В последний раз обняв твои колени,
Произносил я горестные пени:
«Все кончено» – я слышу твой ответ{577}.
 

Читатель, вероятно, заметил, что некоторые из приведенных нами стихотворных фраз принадлежат уже к известной поэтической деятельности автора; так, обозначенная цифрой IX – к ряду антологических его произведений, писанных в Крыму, а XII, может быть, – к тем лирическим песням, в числе которых считается «Заклинание». Но есть между ними и такие, которые не тронуты с минуты их изложения. Пушкин, вероятно, забыл об них, вместе, может быть, с чувствами, возбудившими поэтическую мысль. Поблеклые от времени и пренебреженные самим автором, они сохранились в бумагах его, как сохраняется у знаменитого художника старый рисунок его, на который, при случае, он бросит взгляд с участием,,

К третьему отделу заметок мы относим все стихотворные фразы, записанные Пушкиным на лету, для печати. Они уже не относятся к какому-либо впечатлению извне или к душевной его повести, а представляют только подробности, орнаменты, части созданий, замышленных в тиши кабинета. Работающая фантазия поэта тотчас помечала оборот или идею, мелькнувшие в голове, для употребления их в дело, когда наступит час творчества. К некоторым он сам приложил указания, куда следует отнести их, а другие очертил кругом, отделявшим их от всего написанного рядом. Значительное количество таких заметок рассеяно по разным местам всей его кипы бумаг.

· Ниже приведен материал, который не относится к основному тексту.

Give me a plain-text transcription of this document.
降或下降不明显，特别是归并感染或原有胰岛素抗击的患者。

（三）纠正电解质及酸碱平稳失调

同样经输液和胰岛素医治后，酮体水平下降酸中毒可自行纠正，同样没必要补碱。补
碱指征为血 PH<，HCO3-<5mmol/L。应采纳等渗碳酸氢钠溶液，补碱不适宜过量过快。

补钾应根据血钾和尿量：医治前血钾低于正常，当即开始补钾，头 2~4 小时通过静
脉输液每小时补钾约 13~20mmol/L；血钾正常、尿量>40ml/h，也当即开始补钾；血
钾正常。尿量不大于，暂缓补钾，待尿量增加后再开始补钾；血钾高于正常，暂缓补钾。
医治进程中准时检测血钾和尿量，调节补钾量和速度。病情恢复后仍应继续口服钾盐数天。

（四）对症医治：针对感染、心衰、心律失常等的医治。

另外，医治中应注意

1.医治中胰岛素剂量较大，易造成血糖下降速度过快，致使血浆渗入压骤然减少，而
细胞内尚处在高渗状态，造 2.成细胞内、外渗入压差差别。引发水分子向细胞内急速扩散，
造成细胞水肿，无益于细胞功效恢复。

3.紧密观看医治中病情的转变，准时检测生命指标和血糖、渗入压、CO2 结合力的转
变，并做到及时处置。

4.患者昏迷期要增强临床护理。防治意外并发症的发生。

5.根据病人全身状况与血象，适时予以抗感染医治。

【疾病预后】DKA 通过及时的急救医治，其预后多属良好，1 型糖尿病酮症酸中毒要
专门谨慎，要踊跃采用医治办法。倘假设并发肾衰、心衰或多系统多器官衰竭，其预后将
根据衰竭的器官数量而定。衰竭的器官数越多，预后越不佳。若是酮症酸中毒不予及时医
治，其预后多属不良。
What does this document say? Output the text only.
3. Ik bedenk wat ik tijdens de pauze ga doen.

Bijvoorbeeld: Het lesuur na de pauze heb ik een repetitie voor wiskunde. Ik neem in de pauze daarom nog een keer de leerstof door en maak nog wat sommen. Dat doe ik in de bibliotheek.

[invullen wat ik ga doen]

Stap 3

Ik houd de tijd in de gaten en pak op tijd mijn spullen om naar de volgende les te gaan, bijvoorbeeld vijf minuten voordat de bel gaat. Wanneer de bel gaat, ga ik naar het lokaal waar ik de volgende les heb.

(По расчислению философических таблиц.

«Евгений Онегин». Песнь VII)

 
Как нянька бедная,
За вами я слежу{578}
– —
Порой воспоминанье
Как тень опять бежит ко мне…
. . . . . .
Грызет мне сердце в тишине{579}.
– —
В пещере тайной, в день гоненья,
Читал я сладостный Коран;
Внезапно ангел утешенья,
Влетев, принес мне талисман{580} —
 

Без труда можно было бы увеличить объем этого отдела, в котором записаны первые проблески поэтических идей или оборотов, развитых впоследствии автором их, но цель, какую имели в виду, достигается и этими немногими приложениями.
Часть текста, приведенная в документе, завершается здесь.